You can accomplish a lot in the way of tenderizing and adding smoke flavor to meat by cooking at low temperatures over charcoal and wood. To achieve better results when you mix some marinade or a great rub to work with a little heat or spice into the meat.
A rub is a dry marinade that you sprinkle or pat onto meat before you cook it. Rubs can contain just about anything, and they usually include some salt and sugar. You leave them on for a few minutes before you cook or as long as overnight. As meat cooks, the heat pulls open it pores, and the flavor of the rub seep into the meat.
Rubs help produce bark, a crisp and flavorful crust that also helps hold in the meat’s moisture.
To create a rub, start with something fairly neutral that will mix easily, such as paprika. To that add salt, sugar, or any other spices that intrigue you.

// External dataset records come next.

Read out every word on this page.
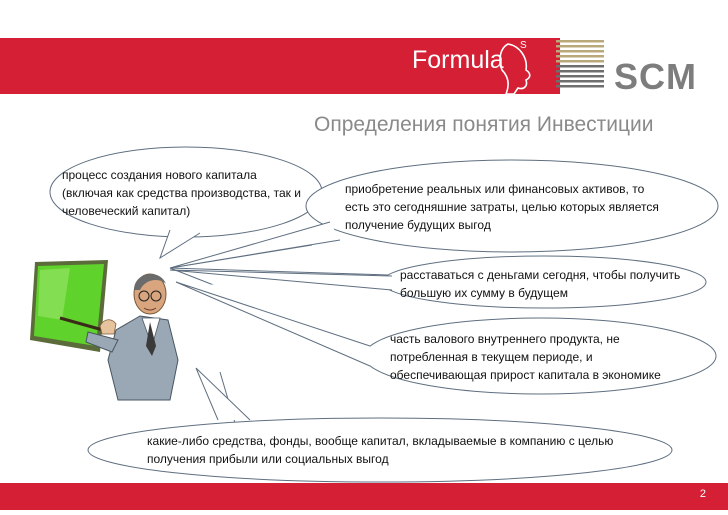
Formula
S
SCM
Определения понятия Инвестиции
процесс создания нового капитала
(включая как средства производства, так и
человеческий капитал)
приобретение реальных или финансовых активов, то
есть это сегодняшние затраты, целью которых является
получение будущих выгод
расставаться с деньгами сегодня, чтобы получить
большую их сумму в будущем
часть валового внутреннего продукта, не
потребленная в текущем периоде, и
обеспечивающая прирост капитала в экономике
какие-либо средства, фонды, вообще капитал, вкладываемые в компанию с целью
получения прибыли или социальных выгод
2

Marinade, a light liquid that you soak in meat in before you cook it, does as much good for the texture of meat as it does for the flavor.
Most marinades are made up of an acid (vinegar, lemon juice, or some such) and an oil. The acid helps break down the fibers to tenderize the meat, and oil helps hold the acid against the meat so it can do the most good.
Marinades tend to work fast, propelling a lot of flavor and good tenderizing effect into meat. They can be vehicles for intense tastes or subtle ones.
A sauce can be classified as anything that is a liquid. Depending on who or where you are, a true barbecue sauce can be very different.
Different kinds of sauces are appropriate at different stages of the cooking process. You do not put a sugary sauce on food before it has been cooked through because it will burn.
Any sauce starts with a base that provides the underlying flavor and holds everything together. The base maybe be ketchup, vinegar, mustard, tomato paste, chili sauce, or anything along those lines. From there, add some sweetness, such as sugar or molasses, and then throw in some spices.